= Richard S. Newman =

American historian

Richard Newman is an American educator, author and historian of African American Studies. He is Professor of History at Rochester Institute of Technology and biographer of African Methodist Episcopal Church founder Richard Allen. His scholarly interests include African-American History, Atlantic History, environmental history and technology and history.

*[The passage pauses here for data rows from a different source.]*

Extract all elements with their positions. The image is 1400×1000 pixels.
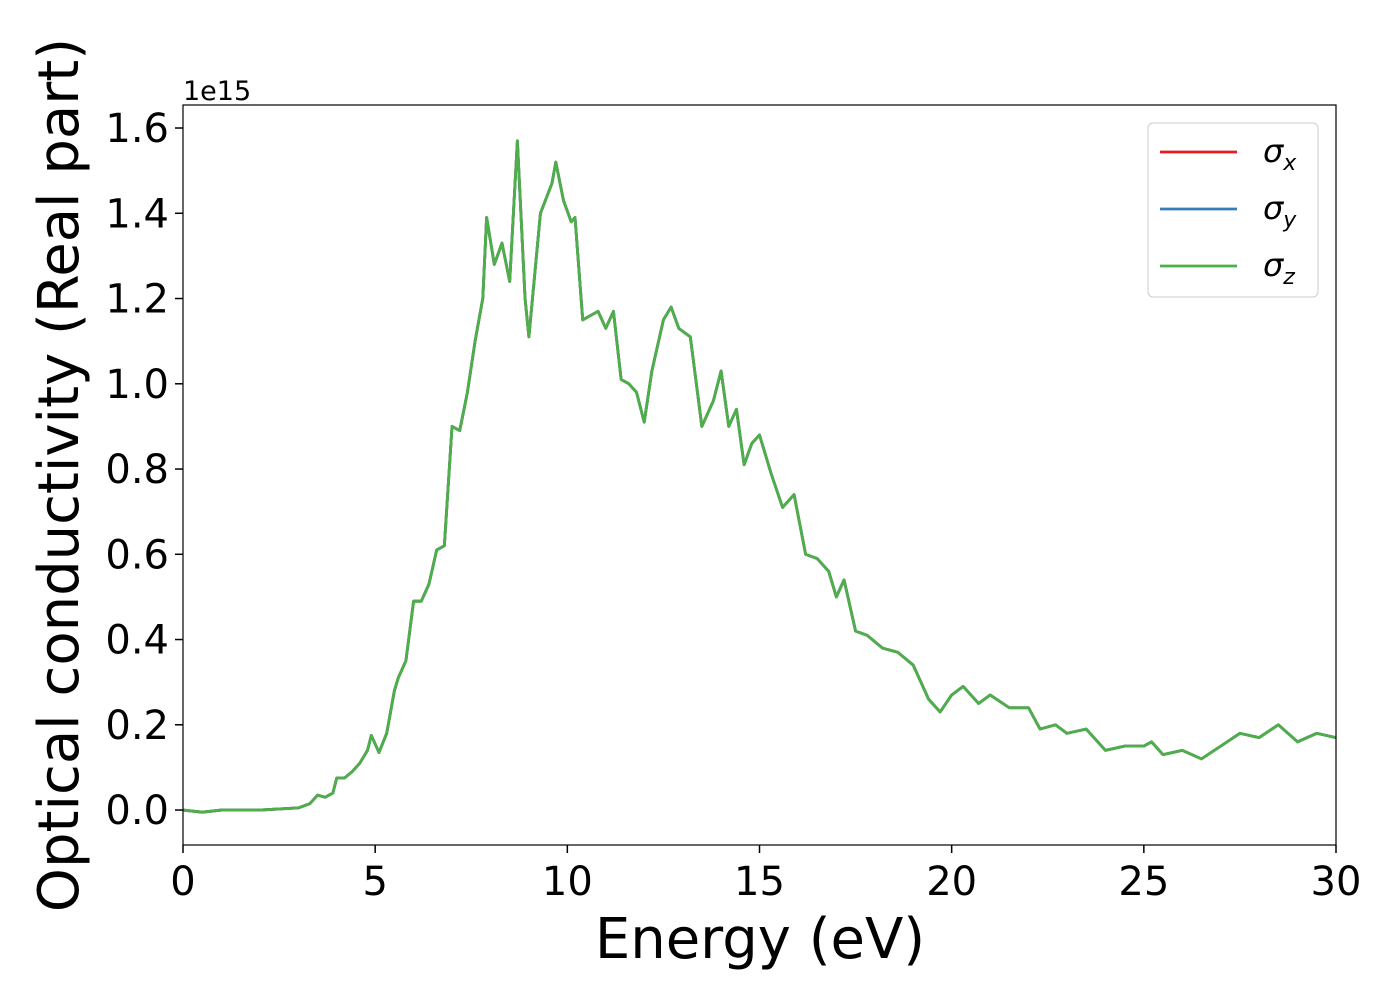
legend-label: σy xyxy=(1263,189,1297,233)
y-tick-label: 1.4 xyxy=(105,191,169,237)
y-tick-label: 0.8 xyxy=(105,447,169,493)
plot-frame xyxy=(182,104,1337,846)
x-tick-label: 0 xyxy=(170,859,195,905)
x-tick-label: 15 xyxy=(734,859,785,905)
y-tick-label: 1.2 xyxy=(105,277,169,323)
y-tick-label: 0.6 xyxy=(105,532,169,578)
y-tick-label: 1.6 xyxy=(105,106,169,152)
legend-label: σz xyxy=(1263,246,1295,290)
y-axis-label: Optical conductivity (Real part) xyxy=(27,38,92,912)
legend-label: σx xyxy=(1263,132,1297,176)
x-axis-label: Energy (eV) xyxy=(595,907,925,972)
x-tick-label: 20 xyxy=(926,859,977,905)
offset-text: 1e15 xyxy=(183,76,251,107)
y-tick-label: 0.0 xyxy=(105,788,169,834)
y-tick-label: 1.0 xyxy=(105,362,169,408)
y-tick-label: 0.2 xyxy=(105,703,169,749)
x-tick-label: 10 xyxy=(542,859,593,905)
series-line xyxy=(182,139,1337,814)
x-tick-label: 30 xyxy=(1311,859,1362,905)
x-tick-label: 25 xyxy=(1118,859,1169,905)
y-tick-label: 0.4 xyxy=(105,618,169,664)
x-tick-label: 5 xyxy=(362,859,387,905)
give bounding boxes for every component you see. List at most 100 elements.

==Black Founding Fathers==
Newman's work has reshaped both African-American History and Early American History by unpacking the ways in which revolutionary era blacks, in particular AME Church founder Richard Allen, contributed as "founding fathers." The major thrust of his biography of Richard Allen was to describe how Allen was able to create lasting black institutions, initiate a tradition of black prophetic leadership and precipitate civic institutions that came to define the Early American Republic. This historiographical emphasis coincides with a resurgence in scholarly interest in the white founders—those figures normally associated with the founding of the United States of America—challenging assumptions about the role of blacks in that process. Alan Taylor praised Freedom's Prophet for rescuing black agency and casting "African Americans as active makers of the American republic." On top of receiving high praise in reviews, Freedom's Prophet won ForeWord’s Book of the Year Gold Award for Biography in 2009.

==Books==
- Love Canal: A Toxic History from Colonial Times to the Present, Oxford University Press, 2016
- Freedom’s Prophet: Richard Allen, the AME Church, and the Black Founding Fathers, New York University Press, 2008
- The Transformation of American Abolitionism: Fighting Slavery in the Early Republic, University of North Carolina Press, 2002
- Race in the Atlantic World, 1700-1900, University of Georgia Press, series 2007–present, with Patrick Rael and Manisha Sinha
- Pamphlets of Protest: An Anthology of Early African-American Protest Literature, 1790-1860, Routledge, 2001, with Phillip Lapsansky and Patrick Rael
- "The Palgrave Environmental Reader", Palgrave Macmillan, 2001, with Dan Payne.

==Articles==
- "Black Founders in the New Republic: Introduction", The William and Mary Quarterly, 2007, with Roy E. Finkenbine.